The first local editorial about the deepening European crisis was on July 27. Austria had made dramatic demands on Serbia, which the Wairarapa Daily-Times noted as "of such a character as to make peace almost impossible". Germany backed Austria while Russia supported Serbia. Small countries hoped Europe's big nations would respect borders and neutrality. Belgium, neighbour of Germany and France, was taking "stringent measures to ensure neutrality".
Sir Edward Grey (British Secretary of State for Foreign Affairs) tried to calm the crisis. Once mobilisation (calling up armies for active service) began, peace efforts became harder. Mobilising meant millions of troops moving by railway. Once started, it was hard to reverse.
The German Army did not want to fight Russia and France at once. It aimed to quickly attack and defeat France with an invasion through Belgium. Once France was beaten, Germany would attack Russia. This plan ignored Belgium's neutrality. Germany demanded her troops be allowed through Belgium to attack France. This was refused, so on August 3 Germany invaded Belgium and its smaller neighbour Luxembourg. Britain decided she must fight Germany over the attack on Belgium.
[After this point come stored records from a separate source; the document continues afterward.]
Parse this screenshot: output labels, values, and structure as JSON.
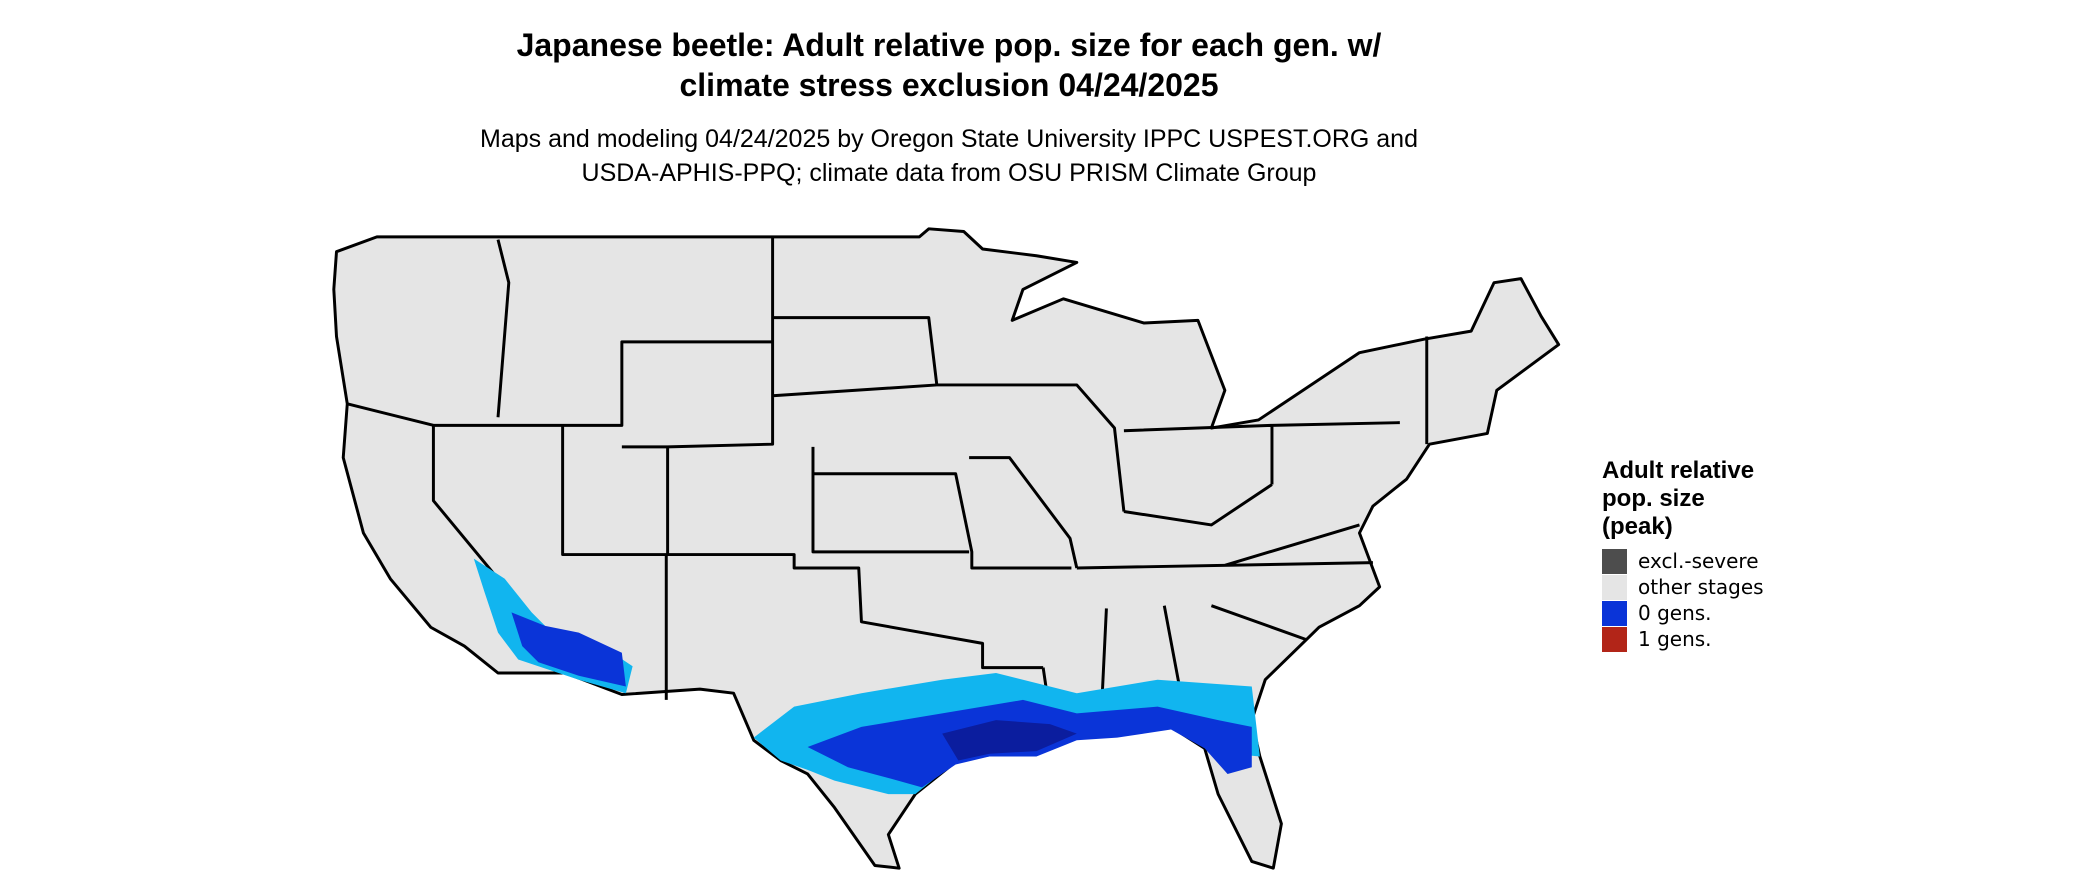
{
  "title": [
    "Japanese beetle: Adult relative pop. size for each gen. w/",
    "climate stress exclusion 04/24/2025"
  ],
  "subtitle": [
    "Maps and modeling 04/24/2025 by Oregon State University IPPC USPEST.ORG and",
    "USDA-APHIS-PPQ; climate data from OSU PRISM Climate Group"
  ],
  "legend": {
    "title": [
      "Adult relative",
      "pop. size",
      "(peak)"
    ],
    "items": [
      {
        "label": "excl.-severe",
        "color": "#4d4d4d"
      },
      {
        "label": "other stages",
        "color": "#e5e5e5"
      },
      {
        "label": "0 gens.",
        "color": "#0a34d8"
      },
      {
        "label": "1 gens.",
        "color": "#b22518"
      }
    ]
  }
}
She did not want German troops on the North Sea coast or the German Navy in the North Sea. Britain declared war on August 4 and this included New Zealand. On August 5, 1914, under the headline "The War of 1914" the local newspaper ran many stories about the European situation.
In the Wairarapa
The Wairarapa Daily-Times, on August 6, published a New Zealand Defence Department call for volunteers for an expeditionary force.
"Applications ...from Territorials, members of the general training section, and also civilians who have previous military experience and are between 25 and 30 years of age ... Applicants must have reached the age of 20 years. Preference will be given to single men ... No one will be accepted whose weight exceeds 12st (76kg) and is under 5ft 4in (1.62m)." New Zealand and Wairarapa had entered the war.
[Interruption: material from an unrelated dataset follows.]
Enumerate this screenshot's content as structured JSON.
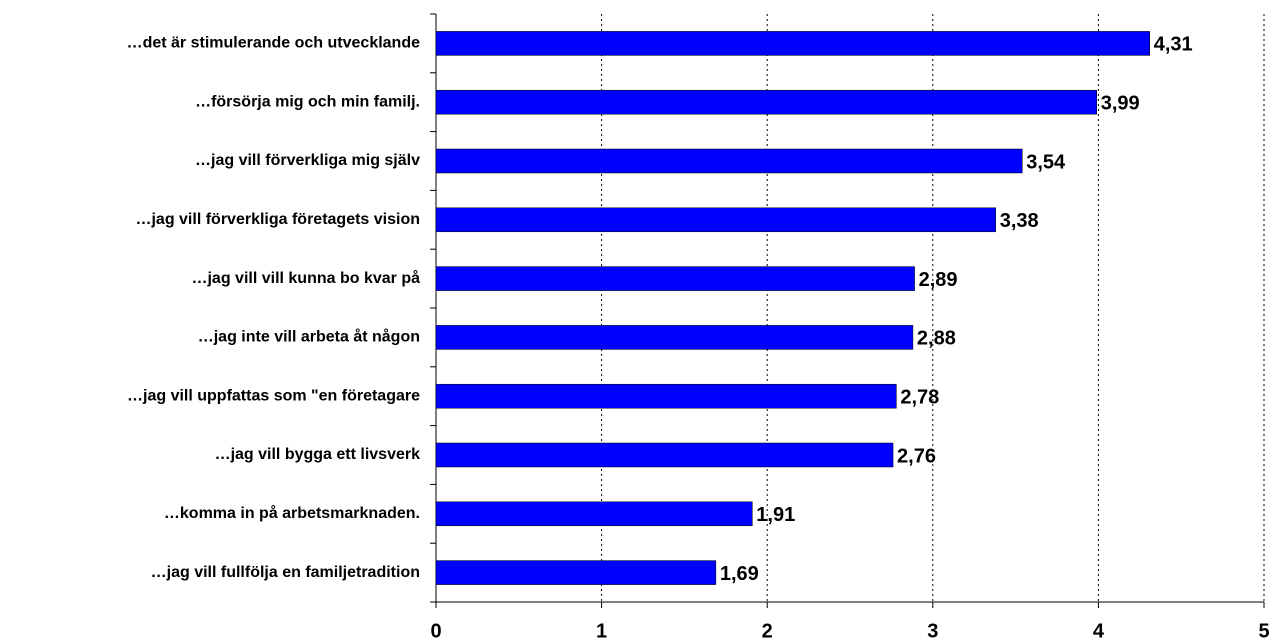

The Defence Department wanted 3000 horses for the Expeditionary Force. Many Wairarapa people pledged horses or money. Mayor James Coradine called a meeting of citizens for August 11 in the town hall "to consider the best means of assisting the Government in the present crisis" and his wife formed a local committee of the Lady Liverpool Fund.
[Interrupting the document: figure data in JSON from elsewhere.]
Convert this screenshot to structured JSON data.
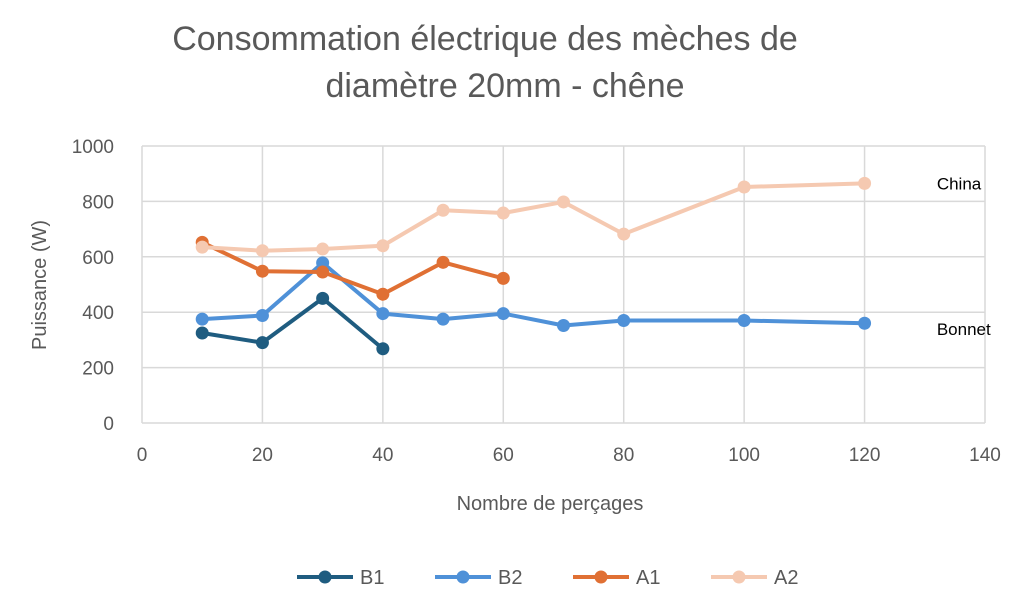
{
  "chart_data": {
    "type": "line",
    "title_lines": [
      "Consommation électrique des mèches de",
      "diamètre 20mm   - chêne"
    ],
    "xlabel": "Nombre de perçages",
    "ylabel": "Puissance (W)",
    "xlim": [
      0,
      140
    ],
    "ylim": [
      0,
      1000
    ],
    "x_ticks": [
      0,
      20,
      40,
      60,
      80,
      100,
      120,
      140
    ],
    "y_ticks": [
      0,
      200,
      400,
      600,
      800,
      1000
    ],
    "grid": true,
    "legend_position": "bottom",
    "series": [
      {
        "name": "B1",
        "color": "#1f5c80",
        "x": [
          10,
          20,
          30,
          40
        ],
        "y": [
          325,
          290,
          450,
          268
        ]
      },
      {
        "name": "B2",
        "color": "#4f91d8",
        "x": [
          10,
          20,
          30,
          40,
          50,
          60,
          70,
          80,
          100,
          120
        ],
        "y": [
          375,
          388,
          578,
          395,
          375,
          395,
          352,
          370,
          370,
          360
        ]
      },
      {
        "name": "A1",
        "color": "#e07034",
        "x": [
          10,
          20,
          30,
          40,
          50,
          60
        ],
        "y": [
          652,
          548,
          545,
          465,
          580,
          522
        ]
      },
      {
        "name": "A2",
        "color": "#f5c9b1",
        "x": [
          10,
          20,
          30,
          40,
          50,
          60,
          70,
          80,
          100,
          120
        ],
        "y": [
          635,
          622,
          628,
          640,
          768,
          758,
          798,
          682,
          852,
          865
        ]
      }
    ],
    "annotations": [
      {
        "text": "China",
        "x": 132,
        "y": 865
      },
      {
        "text": "Bonnet",
        "x": 132,
        "y": 340
      }
    ]
  }
}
Meanwhile, the troops gathered. Medical inspection of nine officers and 189 men took place at the Drill Hall on August 10, and those chosen left Masterton on Thursday, August 13. Thirty-two mounted riflemen, led by Captain Norman Cameron, and 69 infantry, led by Major Herbert Hart, paraded from the Drill Hall to Masterton Railway Station, accompanied by bands. Residents went to cheer them off. The train took the infantry to Palmerston North's Awapuni Racecourse and the mounteds to a camp at Dannevirke. More men left for camp over the next few days.
In most countries, the population supported the declaration of war. If there was Wairarapa opposition, newspapers carried no hint. In many places there were displays of great enthusiasm. Such scenes would not last for long.